Folsäure-Bluttest: Normwerte, Symptome bei Mangel, Risiken bei Überschuss. Erfahren Sie, wann Sie Folat testen lassen sollten und wie Sie Ihren B9-Spiegel verbessern.

Uzm. Dr. Özlem Arslan3 Min. LesezeitExpertengeprüfter Inhalt
Folsäure (Vitamin B9 / Folat) testi - Biyokimya laboratuvar testleri - karaciğer ve böbrek fonksiyon analizi
Fotoğraf: Chokniti Khongchum (Pexels)

Was ist Folsäure (Vitamin B9 / Folat)?

In meiner langjährigen Praxis als Internist sehe ich immer wieder Patientinnen und Patienten mit unklarer Erschöpfung – nicht selten steckt ein Folsäuremangel dahinter. Folsäure, auch als Vitamin B9 oder Folat bekannt, ist ein wasserlösliches Vitamin aus dem B-Komplex. Es spielt eine zentrale Rolle bei der Zellteilung, der DNA-Synthese und der Blutbildung. Der Körper kann Folsäure nicht selbst herstellen, daher müssen wir es über die Nahrung oder Supplemente aufnehmen.

Der Fachbegriff „Folat“ bezeichnet die natürliche Form in Lebensmitteln, während „Folsäure“ die synthetische Form in Nahrungsergänzungsmitteln und angereicherten Produkten ist. Im Blut wird meist das Gesamt-Folat gemessen, wobei die Messung von 5-Methyltetrahydrofolat (5-MTHF) als aktiver Metabolit oft aussagekräftiger ist. Der LOINC-Code für Folat im Serum ist 2285-1, für Erythrozyten-Folat 20579-6.

Warum wird der Folsäure-Wert im Blut bestimmt?

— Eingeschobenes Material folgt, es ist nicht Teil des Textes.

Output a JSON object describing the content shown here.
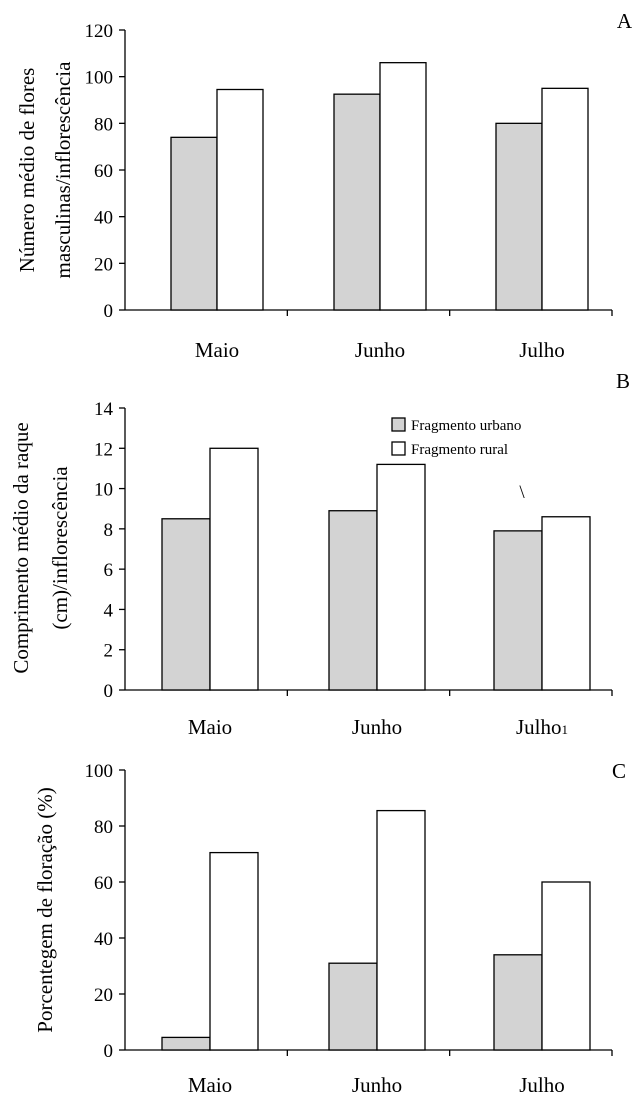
{
  "chart_data": [
    {
      "type": "bar",
      "panel_label": "A",
      "ylabel_lines": [
        "Número médio de flores",
        "masculinas/inflorescência"
      ],
      "categories": [
        "Maio",
        "Junho",
        "Julho"
      ],
      "ylim": [
        0,
        120
      ],
      "yticks": [
        0,
        20,
        40,
        60,
        80,
        100,
        120
      ],
      "series": [
        {
          "name": "Fragmento urbano",
          "color": "#d3d3d3",
          "values": [
            74,
            92.5,
            80
          ]
        },
        {
          "name": "Fragmento rural",
          "color": "#ffffff",
          "values": [
            94.5,
            106,
            95
          ]
        }
      ],
      "legend": null,
      "grid": false
    },
    {
      "type": "bar",
      "panel_label": "B",
      "ylabel_lines": [
        "Comprimento médio da raque",
        "(cm)/inflorescência"
      ],
      "categories": [
        "Maio",
        "Junho",
        "Julho"
      ],
      "category_superscripts": [
        "",
        "",
        "1"
      ],
      "annotation": "\\",
      "ylim": [
        0,
        14
      ],
      "yticks": [
        0,
        2,
        4,
        6,
        8,
        10,
        12,
        14
      ],
      "series": [
        {
          "name": "Fragmento urbano",
          "color": "#d3d3d3",
          "values": [
            8.5,
            8.9,
            7.9
          ]
        },
        {
          "name": "Fragmento rural",
          "color": "#ffffff",
          "values": [
            12,
            11.2,
            8.6
          ]
        }
      ],
      "legend": {
        "placement": "top-right",
        "entries": [
          "Fragmento urbano",
          "Fragmento rural"
        ]
      },
      "grid": false
    },
    {
      "type": "bar",
      "panel_label": "C",
      "ylabel_lines": [
        "Porcentegem de floração (%)"
      ],
      "categories": [
        "Maio",
        "Junho",
        "Julho"
      ],
      "ylim": [
        0,
        100
      ],
      "yticks": [
        0,
        20,
        40,
        60,
        80,
        100
      ],
      "series": [
        {
          "name": "Fragmento urbano",
          "color": "#d3d3d3",
          "values": [
            4.5,
            31,
            34
          ]
        },
        {
          "name": "Fragmento rural",
          "color": "#ffffff",
          "values": [
            70.5,
            85.5,
            60
          ]
        }
      ],
      "legend": null,
      "grid": false
    }
  ]
}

Die Bestimmung des Folatspiegels ist besonders wichtig bei:

  • unerklärlicher Müdigkeit und Leistungsschwäche
  • Verdacht auf makrozytäre Anämie (Blutarmut mit vergrößerten roten Blutkörperchen)
  • Schwangerschaftsplanung und während der Schwangerschaft
  • chronischen Darmerkrankungen (Morbus Crohn, Zöliakie)
  • Alkoholkrankheit
  • Einnahme bestimmter Medikamente (z. B. Methotrexat, Antiepileptika)

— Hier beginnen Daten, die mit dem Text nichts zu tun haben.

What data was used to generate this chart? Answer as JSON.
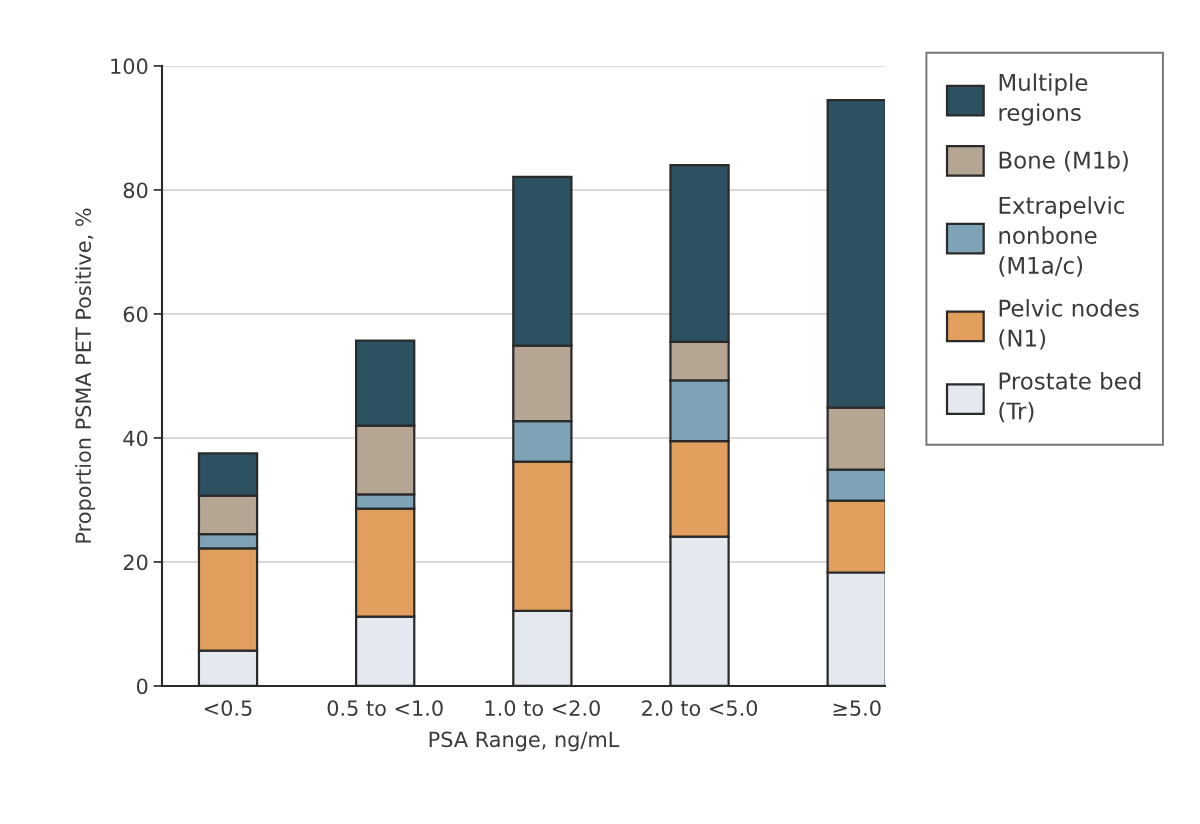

Normwerte: Folsäure-Referenzbereiche

Die Referenzwerte können je nach Labor variieren, da unterschiedliche Messmethoden zum Einsatz kommen. Die folgende Tabelle zeigt typische Richtwerte für Serum-Folat und Erythrozyten-Folat bei Erwachsenen:

ParameterNormbereich (Erwachsene)Bemerkung
Serum-Folat4,6 – 18,7 ng/ml (10 – 42 nmol/l)Spiegelt die aktuelle Zufuhr wider
Erythrozyten-Folat140 – 628 ng/ml (317 – 1422 nmol/l)Zeigt den längerfristigen Folsäurestatus (ca. 3 Monate)
Kinder (Serum)3,0 – 20,0 ng/mlAltersabhängig, bitte labor eigene Referenzen beachten
Schwangere (Serum)5,0 – 30,0 ng/mlBedarf in der Schwangerschaft erhöht

Ein Wert unter 3 ng/ml im Serum gilt als Folsäuremangel, Werte über 20 ng/ml sind bei normaler Nierenfunktion selten bedenklich. Der Erythrozyten-Folat-Wert erfasst den Speicherstatus über die letzten Monate und ist daher robuster zur Beurteilung eines chronischen Mangels.

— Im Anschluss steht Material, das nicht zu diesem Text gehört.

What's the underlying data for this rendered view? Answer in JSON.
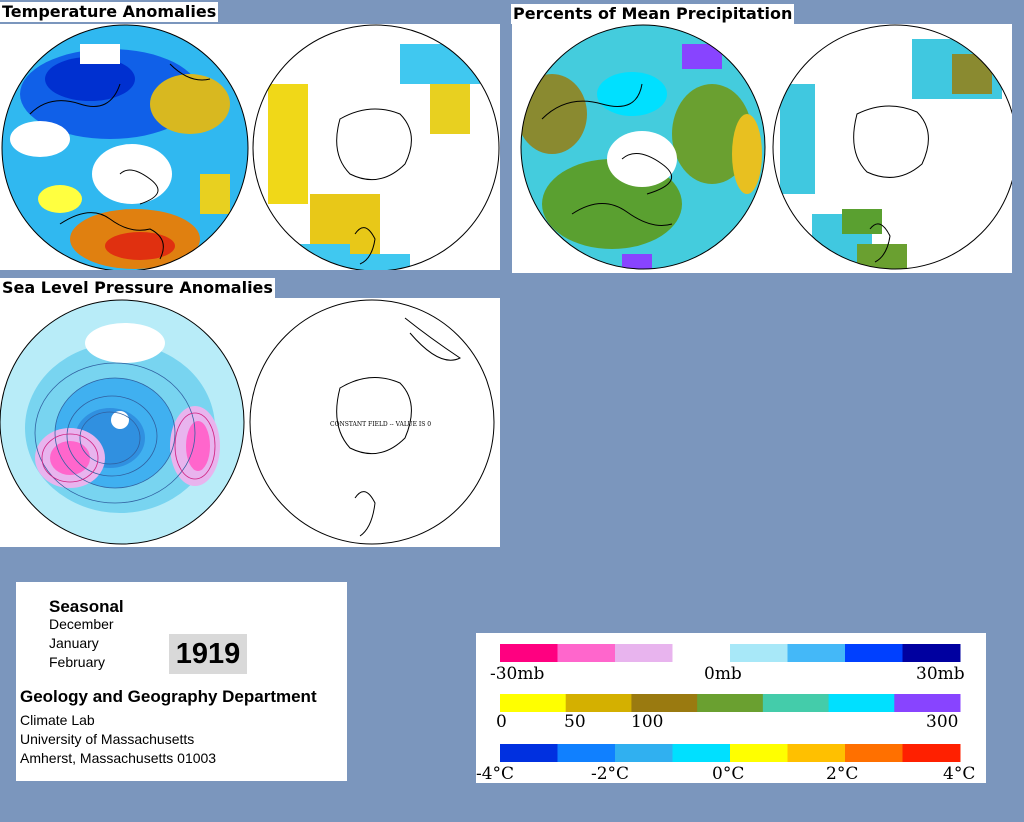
{
  "panels": {
    "temperature": {
      "title": "Temperature Anomalies"
    },
    "precipitation": {
      "title": "Percents of Mean Precipitation"
    },
    "pressure": {
      "title": "Sea Level Pressure Anomalies",
      "annotation": "CONSTANT FIELD -- VALUE IS 0"
    }
  },
  "info": {
    "season": "Seasonal",
    "months": [
      "December",
      "January",
      "February"
    ],
    "year": "1919",
    "department": "Geology and Geography Department",
    "address_lines": [
      "Climate Lab",
      "University of Massachusetts",
      "Amherst, Massachusetts 01003"
    ]
  },
  "legend": {
    "pressure": {
      "ticks": [
        "-30mb",
        "0mb",
        "30mb"
      ],
      "colors": [
        "#ff0080",
        "#ff66cc",
        "#e8b4ee",
        "#ffffff",
        "#a8e8f8",
        "#44b8f8",
        "#0040ff",
        "#0000a0"
      ]
    },
    "precip": {
      "ticks": [
        "0",
        "50",
        "100",
        "300"
      ],
      "colors": [
        "#ffff00",
        "#d4b000",
        "#9a7a10",
        "#6aa030",
        "#44ccaa",
        "#00e0ff",
        "#8844ff"
      ]
    },
    "temp": {
      "ticks": [
        "-4°C",
        "-2°C",
        "0°C",
        "2°C",
        "4°C"
      ],
      "colors": [
        "#0030e0",
        "#1080ff",
        "#30b0f0",
        "#00e0ff",
        "#ffff00",
        "#ffc000",
        "#ff7000",
        "#ff2000"
      ]
    }
  }
}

Symptome eines Folsäuremangels

Ein Mangel entwickelt sich oft schleichend. Meine Patienten berichten häufig über:

  • anhaltende Müdigkeit und Abgeschlagenheit
  • Konzentrationsstörungen, Vergesslichkeit
  • blasse Haut, Kurzatmigkeit bei Belastung (Anämie)
  • Zungenbrennen, Aphthen im Mund
  • Durchfall, Gewichtsverlust
  • Gereiztheit, depressive Verstimmungen

Im fortgeschrittenen Stadium kann eine megaloblastäre Anämie auftreten – die roten Blutkörperchen sind vergrößert und funktionsuntüchtig. Anders als bei Vitamin-B12-Mangel treten keine neurologischen Symptome auf, was die Differenzialdiagnose erleichtert.

Folsäuremangel in der Schwangerschaft

Besonders kritisch ist ein Folsäuremangel in den ersten Schwangerschaftswochen. Er erhöht das Risiko für Neuralrohrdefekte beim Ungeborenen (Spina bifida, Anenzephalie) um ein Vielfaches. Deshalb empfehle ich allen Frauen mit Kinderwunsch eine tägliche Supplementierung von 400–800 µg Folsäure – bereits vor der Empfängnis und bis zum Ende des ersten Trimenons.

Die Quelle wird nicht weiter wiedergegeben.